Venezuela already had well-established state-owned petrochemical industries (Fontaine, 1977). These countries were not comfortable with allowing other states access to technology without themselves also possessing that technology. In addition, Fontaine (1977, p.17) notes: “Delays also provided an incentive for member countries to rush into plant construction and thus create faits accomplis, or slipshod industrial development”.

Fontaine (1977) highlights two reasons for the apparent lack of success in financing the sectoral programs. First, only two SPIDs had been approved by then. Second, and of greater importance, the disagreements within the Andean Group over fear of losing one’s fair share made acceptable projects difficult to find and politically dangerous to promote (Fontaine, 1977). There were also technical aspects that complicated the preparation, negotiation and execution of the SPIDs. The negotiation could have been more successful if all or a large part of the programs were negotiated together, according to some observers (Salgado, 2009). Since more SPIDs were discussed individually, that meant that in each negotiation members had to come to an

agreement. Finally, this industrial planning effort coincided with a turbulent period in the global economy. When the energy crisis took place in 1973, the preparation and negotiation of certain SPIDs such as petrochemical and automotive were immediately affected. In short, for many

political (national viewpoints) and technical reasons, the industrial program aspects of the Cartagena Agreement did not work properly and eventually were reduced to impotence.

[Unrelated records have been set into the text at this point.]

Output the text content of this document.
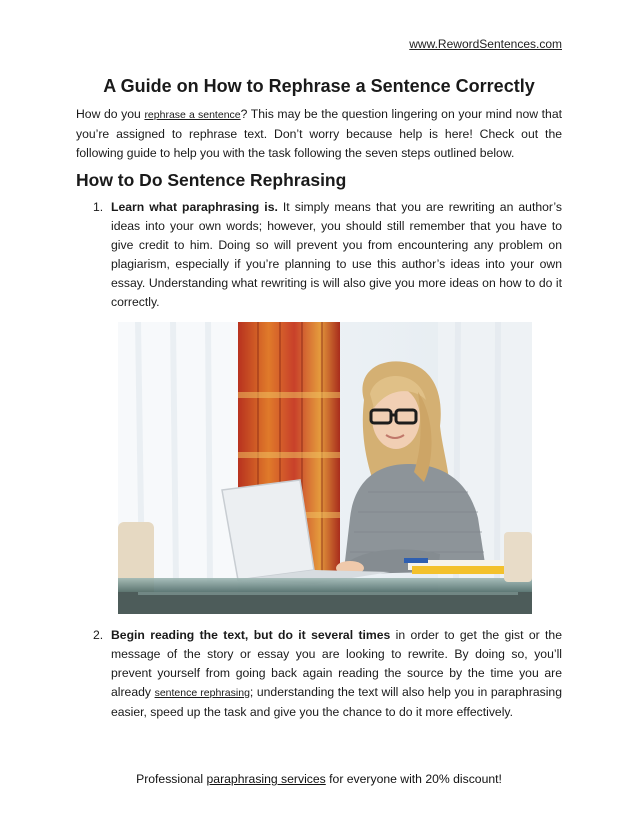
www.RewordSentences.com
A Guide on How to Rephrase a Sentence Correctly

How do you rephrase a sentence? This may be the question lingering on your mind now that you’re assigned to rephrase text. Don’t worry because help is here! Check out the following guide to help you with the task following the seven steps outlined below.

How to Do Sentence Rephrasing

1. Learn what paraphrasing is. It simply means that you are rewriting an author’s ideas into your own words; however, you should still remember that you have to give credit to him. Doing so will prevent you from encountering any problem on plagiarism, especially if you’re planning to use this author’s ideas into your own essay. Understanding what rewriting is will also give you more ideas on how to do it correctly.

2. Begin reading the text, but do it several times in order to get the gist or the message of the story or essay you are looking to rewrite. By doing so, you’ll prevent yourself from going back again reading the source by the time you are already sentence rephrasing; understanding the text will also help you in paraphrasing easier, speed up the task and give you the chance to do it more effectively.

Professional paraphrasing services for everyone with 20% discount!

In this context, it became difficult for CAF authorities to promote SPIDs since the institution was still very dependent on national contributions for much of its working capital (in later decades the insertion in global capital markets would provide more discretion to the entity). As such, the two main instruments of integration, the common external tariff and regional

industrialization programs often conflicted with national development plans. By 1977, CAF had not done much in relation to assisting SPIDs, allocating a total of US$ 4.7 million to them. In contrast, US$ 18 million had been committed to strictly national projects and regional

transportation improvement as well (Fontaine, 1977). Therefore, since its creation, CAF has run up often against the tensions between its mandate to promote and finance regional integration and the desires of individual member governments.

During CAF’s first decade, countries had difficulty agreeing on the rules of the

integration process. For example, Chile’s and Venezuela’s needs for foreign investments were

very different and each country looked for different regulations. In fact, during the 1970-1975 period, Chile experienced a profound political and economic crisis, while in that same period Venezuela was enjoying the economic advantages of being an oil exporting country. In this context, it was difficult to outline and promote projects with integrationist content. By 1979, as previously mentioned, CAF changed its credit policy to give priority to development projects that were national priorities for its shareholder countries (CAF, 2010a). By focusing on national priorities, CAF was trying to find common ground amongst its members so they could take notice that the institution could still be a timely financing agent, despite regional disagreements.